As culturas da crise económica

By | January 27, 2014

Deixo-vos um excerto que me fez parar e refletir:

«A crise não surpreendeu os que não esperavam muitas melhorias nas suas vidas a partir do “capitalismo”, termo curto para designar a organização social e económica dominante. Aqueles, não só deixaram de acreditar num sistema submetido a crises recorrentes, como rejeitaram os seus princípios básicos. Opuseram-se ao ritmo destrutivo da vida, e ao absurdo de trabalhar incansavelmente para ter dinheiro suficiente para consumir bens e serviços sem sentido, alimentar-se de comida química, drogar-se e competir com os seus companheiros humanos num mundo cada vez mais agressivo; ressentiram-se da destruição do meio ambiente que, na sua opinião, antecipava a data de expiração para a aventura humana no planeta azul.

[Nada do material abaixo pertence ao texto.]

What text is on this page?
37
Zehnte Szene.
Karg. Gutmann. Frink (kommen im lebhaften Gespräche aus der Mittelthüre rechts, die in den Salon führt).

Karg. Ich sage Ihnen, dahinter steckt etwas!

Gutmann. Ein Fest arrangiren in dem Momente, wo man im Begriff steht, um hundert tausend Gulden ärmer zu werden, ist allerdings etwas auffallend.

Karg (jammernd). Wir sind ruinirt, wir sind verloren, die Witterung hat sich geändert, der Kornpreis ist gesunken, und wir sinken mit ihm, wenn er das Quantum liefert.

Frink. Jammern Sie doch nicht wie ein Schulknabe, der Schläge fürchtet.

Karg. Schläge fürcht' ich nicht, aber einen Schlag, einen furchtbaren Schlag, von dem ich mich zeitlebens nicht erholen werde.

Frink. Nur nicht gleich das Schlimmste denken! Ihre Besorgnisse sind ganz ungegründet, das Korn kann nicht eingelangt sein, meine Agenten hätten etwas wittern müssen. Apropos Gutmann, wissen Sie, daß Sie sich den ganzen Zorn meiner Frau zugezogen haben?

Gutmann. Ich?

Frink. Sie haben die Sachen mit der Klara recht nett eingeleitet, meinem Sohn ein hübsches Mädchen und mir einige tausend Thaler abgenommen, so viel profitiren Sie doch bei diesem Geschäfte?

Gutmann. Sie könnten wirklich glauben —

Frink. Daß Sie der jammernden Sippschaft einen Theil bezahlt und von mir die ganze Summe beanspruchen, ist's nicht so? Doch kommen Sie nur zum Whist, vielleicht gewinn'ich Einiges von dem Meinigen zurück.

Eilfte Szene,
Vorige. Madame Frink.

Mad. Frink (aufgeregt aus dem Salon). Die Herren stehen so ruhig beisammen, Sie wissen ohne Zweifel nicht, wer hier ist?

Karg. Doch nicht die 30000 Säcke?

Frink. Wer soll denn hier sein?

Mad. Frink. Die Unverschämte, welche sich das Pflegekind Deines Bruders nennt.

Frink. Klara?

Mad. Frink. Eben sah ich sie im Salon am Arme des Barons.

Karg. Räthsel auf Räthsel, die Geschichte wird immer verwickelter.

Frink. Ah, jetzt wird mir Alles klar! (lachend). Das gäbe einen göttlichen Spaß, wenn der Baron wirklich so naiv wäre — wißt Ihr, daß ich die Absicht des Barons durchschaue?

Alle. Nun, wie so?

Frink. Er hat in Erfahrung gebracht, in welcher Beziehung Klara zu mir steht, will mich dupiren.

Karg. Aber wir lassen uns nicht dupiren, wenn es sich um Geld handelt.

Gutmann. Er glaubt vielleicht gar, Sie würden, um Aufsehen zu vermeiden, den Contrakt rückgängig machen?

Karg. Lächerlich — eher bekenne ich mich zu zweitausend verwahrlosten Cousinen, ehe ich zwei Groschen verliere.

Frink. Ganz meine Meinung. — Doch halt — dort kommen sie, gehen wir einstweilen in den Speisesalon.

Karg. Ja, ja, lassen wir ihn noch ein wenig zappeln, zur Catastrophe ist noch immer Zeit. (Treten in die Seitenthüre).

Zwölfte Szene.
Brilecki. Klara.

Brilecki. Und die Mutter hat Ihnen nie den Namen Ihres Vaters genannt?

Aqueles que ousaram viver modos de vida alternativos, com base num conjunto diferente de práticas económicas enraizadas na procura do valor da vida e das relações significativas, construíram redes de solidariedade, apoio e experimentação. Não se retiraram sociedade. A maior parte tinha empregos regulares e beneficiou da rede de segurança do Estado-Providência. No entanto, utilizando recursos que tinham disponíveis, comprometeram-se com várias formas de produção, consumo, trocas, educação, saúde, habitação, vida urbana, comunicação e expressões culturais, que proporcionaram sentido às suas vidas. Ao fazê-lo, procuraram formas de melhorar os seus relacionamentos pessoais, aprenderam a trabalhar e a agir juntos de forma cooperativa, e, gradualmente, construíram a sua relativa autonomia em relação às instituições da economia de mercado capitalista. E assim, quando a crise surgiu, estavam preparados para ela. Na verdade, em vez de os perturbar, os eventos dramáticos que se seguiram confirmaram, a partir da sua perspectiva, o que vinham dizendo. As suas convicções fortaleceram-se e, de repente, pareceram os mais sensatos e já não uns meros estandartes de uma contra cultura marginal.»

Conill, J. et alli. 2012. Para além da Crise: Práticas Económicas Alternativas na Catalunha. In Castells, M., Caraça, J. & Cardoso, G. (org.) Rescaldo e Mudança. As culturas da crise económica: 239-273. Lisboa: Esfera do Caos.